DESTABILISING OUR HEALTH CARE SERVICE? HOW PRIVATE COMPANIES COULD THREATEN THE ETHICS AND EFFICIENCY OF THE NHS.
Commercial companies are preparing to cash in on a multi billion pound opportunity to run the NHS hospital services - according to our latest report. Examining the business strategy of leading private health care providers, we found them to be highly enthusiastic about the Governments changes to the NHS and the business opportunities that they will create. They are among the few organisations who are in support of the proposed reforms. However, our detailed analysis of six health care providers actively seeking NHS contracts suggests that their commercial interests will inevitably clash with those of the NHS and its patients.
Commercial providers plan to expand on the back of the new opportunities for more private/NHS partnerships. The UK's two largest providers of private inpatient care believe that the pressure on the NHS to make savings will mean a boost for the self-pay and insurance market. BMI/GHG and HCA international are planning to help NHS trusts raise their income by developing their own private patient units - one of the commercial opportunities created by the Government's controversial health bill.
There is a strong interest in contracts to run entire NHS hospitals. Circle won a race against 11 bidders, the first contract of its kind, to manage the Hinchingbrooke NHS hospital. That contract began on February 1st and is part of a market opportunity worth billions. Our report identifies clear dangers from becoming more reliant on the private sector to treat NHS patients. Public statements from providers like Ramsay Health indicate that they would be willing to walk away from contracts which were not creating enough profit.
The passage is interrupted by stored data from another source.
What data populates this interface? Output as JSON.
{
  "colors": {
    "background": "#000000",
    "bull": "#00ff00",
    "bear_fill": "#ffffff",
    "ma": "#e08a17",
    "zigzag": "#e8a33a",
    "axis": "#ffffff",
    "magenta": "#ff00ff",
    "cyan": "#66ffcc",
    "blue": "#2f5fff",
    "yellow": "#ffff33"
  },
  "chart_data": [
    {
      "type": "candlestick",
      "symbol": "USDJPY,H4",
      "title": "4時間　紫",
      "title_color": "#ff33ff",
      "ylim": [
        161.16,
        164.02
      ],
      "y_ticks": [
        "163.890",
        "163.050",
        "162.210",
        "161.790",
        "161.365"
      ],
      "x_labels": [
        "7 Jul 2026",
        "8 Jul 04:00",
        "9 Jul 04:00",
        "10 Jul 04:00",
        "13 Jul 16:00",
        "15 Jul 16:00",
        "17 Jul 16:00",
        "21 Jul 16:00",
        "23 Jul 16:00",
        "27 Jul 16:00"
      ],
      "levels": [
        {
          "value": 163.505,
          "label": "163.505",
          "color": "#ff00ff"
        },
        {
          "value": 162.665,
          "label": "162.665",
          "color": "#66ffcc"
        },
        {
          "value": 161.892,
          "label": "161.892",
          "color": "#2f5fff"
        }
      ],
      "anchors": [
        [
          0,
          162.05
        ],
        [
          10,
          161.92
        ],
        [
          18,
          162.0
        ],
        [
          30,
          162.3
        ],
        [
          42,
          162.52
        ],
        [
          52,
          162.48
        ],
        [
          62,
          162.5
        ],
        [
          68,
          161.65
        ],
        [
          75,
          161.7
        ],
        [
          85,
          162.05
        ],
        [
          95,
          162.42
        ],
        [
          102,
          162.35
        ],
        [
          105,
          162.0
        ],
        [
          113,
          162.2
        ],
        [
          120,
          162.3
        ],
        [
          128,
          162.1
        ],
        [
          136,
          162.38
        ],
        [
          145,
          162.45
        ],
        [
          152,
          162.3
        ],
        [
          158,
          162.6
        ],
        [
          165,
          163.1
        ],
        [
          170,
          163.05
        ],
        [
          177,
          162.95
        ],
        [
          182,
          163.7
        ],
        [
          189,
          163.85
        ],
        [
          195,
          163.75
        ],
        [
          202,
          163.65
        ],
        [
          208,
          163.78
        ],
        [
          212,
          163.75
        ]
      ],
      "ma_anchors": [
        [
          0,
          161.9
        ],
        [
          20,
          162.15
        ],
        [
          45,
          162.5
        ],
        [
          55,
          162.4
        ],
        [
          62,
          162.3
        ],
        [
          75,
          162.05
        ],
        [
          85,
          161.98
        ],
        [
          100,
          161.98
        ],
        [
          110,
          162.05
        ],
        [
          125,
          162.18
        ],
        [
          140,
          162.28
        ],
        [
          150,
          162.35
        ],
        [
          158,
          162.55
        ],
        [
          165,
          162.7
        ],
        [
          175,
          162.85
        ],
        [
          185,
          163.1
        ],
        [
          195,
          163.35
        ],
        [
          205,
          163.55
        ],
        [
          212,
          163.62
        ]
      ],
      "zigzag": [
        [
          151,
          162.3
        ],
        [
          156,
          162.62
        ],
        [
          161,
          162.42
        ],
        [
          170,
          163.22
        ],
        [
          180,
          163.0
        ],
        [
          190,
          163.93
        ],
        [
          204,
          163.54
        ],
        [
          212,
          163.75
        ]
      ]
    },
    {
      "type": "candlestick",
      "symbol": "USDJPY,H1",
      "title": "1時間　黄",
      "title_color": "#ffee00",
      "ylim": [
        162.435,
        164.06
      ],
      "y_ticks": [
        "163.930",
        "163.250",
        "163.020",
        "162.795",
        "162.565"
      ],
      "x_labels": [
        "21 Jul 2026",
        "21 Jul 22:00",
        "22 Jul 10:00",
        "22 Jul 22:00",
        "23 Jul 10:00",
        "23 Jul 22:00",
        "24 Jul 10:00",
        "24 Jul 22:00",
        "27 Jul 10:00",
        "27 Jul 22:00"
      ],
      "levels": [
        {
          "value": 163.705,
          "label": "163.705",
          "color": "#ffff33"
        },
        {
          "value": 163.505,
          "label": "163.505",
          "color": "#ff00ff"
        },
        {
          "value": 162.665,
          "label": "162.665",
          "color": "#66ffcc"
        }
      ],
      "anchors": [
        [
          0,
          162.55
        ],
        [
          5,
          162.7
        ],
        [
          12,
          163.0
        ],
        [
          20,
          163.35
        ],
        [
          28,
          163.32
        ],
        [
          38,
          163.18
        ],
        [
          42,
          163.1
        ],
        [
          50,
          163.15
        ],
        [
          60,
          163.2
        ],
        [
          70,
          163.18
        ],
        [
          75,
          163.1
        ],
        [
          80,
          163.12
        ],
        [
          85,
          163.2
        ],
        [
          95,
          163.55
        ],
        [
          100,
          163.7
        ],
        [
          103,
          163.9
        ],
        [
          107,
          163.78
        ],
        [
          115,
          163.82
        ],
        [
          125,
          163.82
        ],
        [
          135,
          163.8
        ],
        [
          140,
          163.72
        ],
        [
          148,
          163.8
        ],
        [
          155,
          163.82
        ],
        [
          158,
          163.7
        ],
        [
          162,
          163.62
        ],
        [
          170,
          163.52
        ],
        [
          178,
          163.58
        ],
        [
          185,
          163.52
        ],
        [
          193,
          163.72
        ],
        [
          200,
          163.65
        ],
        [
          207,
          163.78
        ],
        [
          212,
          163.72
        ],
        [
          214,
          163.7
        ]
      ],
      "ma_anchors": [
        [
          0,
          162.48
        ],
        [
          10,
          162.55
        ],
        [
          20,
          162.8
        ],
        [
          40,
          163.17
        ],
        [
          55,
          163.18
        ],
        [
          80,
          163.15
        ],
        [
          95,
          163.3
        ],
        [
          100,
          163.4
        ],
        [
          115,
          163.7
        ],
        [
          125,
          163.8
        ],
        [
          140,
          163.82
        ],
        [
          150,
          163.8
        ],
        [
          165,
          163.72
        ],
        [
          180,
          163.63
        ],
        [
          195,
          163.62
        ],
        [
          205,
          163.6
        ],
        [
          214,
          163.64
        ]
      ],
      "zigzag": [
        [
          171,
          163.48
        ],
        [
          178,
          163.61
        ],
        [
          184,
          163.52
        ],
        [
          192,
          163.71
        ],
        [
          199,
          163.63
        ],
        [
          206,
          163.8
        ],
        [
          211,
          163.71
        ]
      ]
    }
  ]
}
Four of the companies analyzed in the report have large investments from private equity companies, which could force changes in a company's business strategy to suit their own profit motives but undermine the care of the NHS patients. Circle and BMI are both backed by private equity firms and have structured their assets so that property can be disposed of when the market is right or have property already managed as a separate business. This approach is widely considered to be a major reason for the financial mess that the care-home provider Southern Cross found itself in.
The business record of some of the new providers also raises doubts about their suitability as providers in the NHS. Our report highlights companies with connections to corporate fraud and illegal kidney transplantation - which brings into question whether some commercial companies would uphold the values of the NHS, as would be their duty under the NHS Constitution.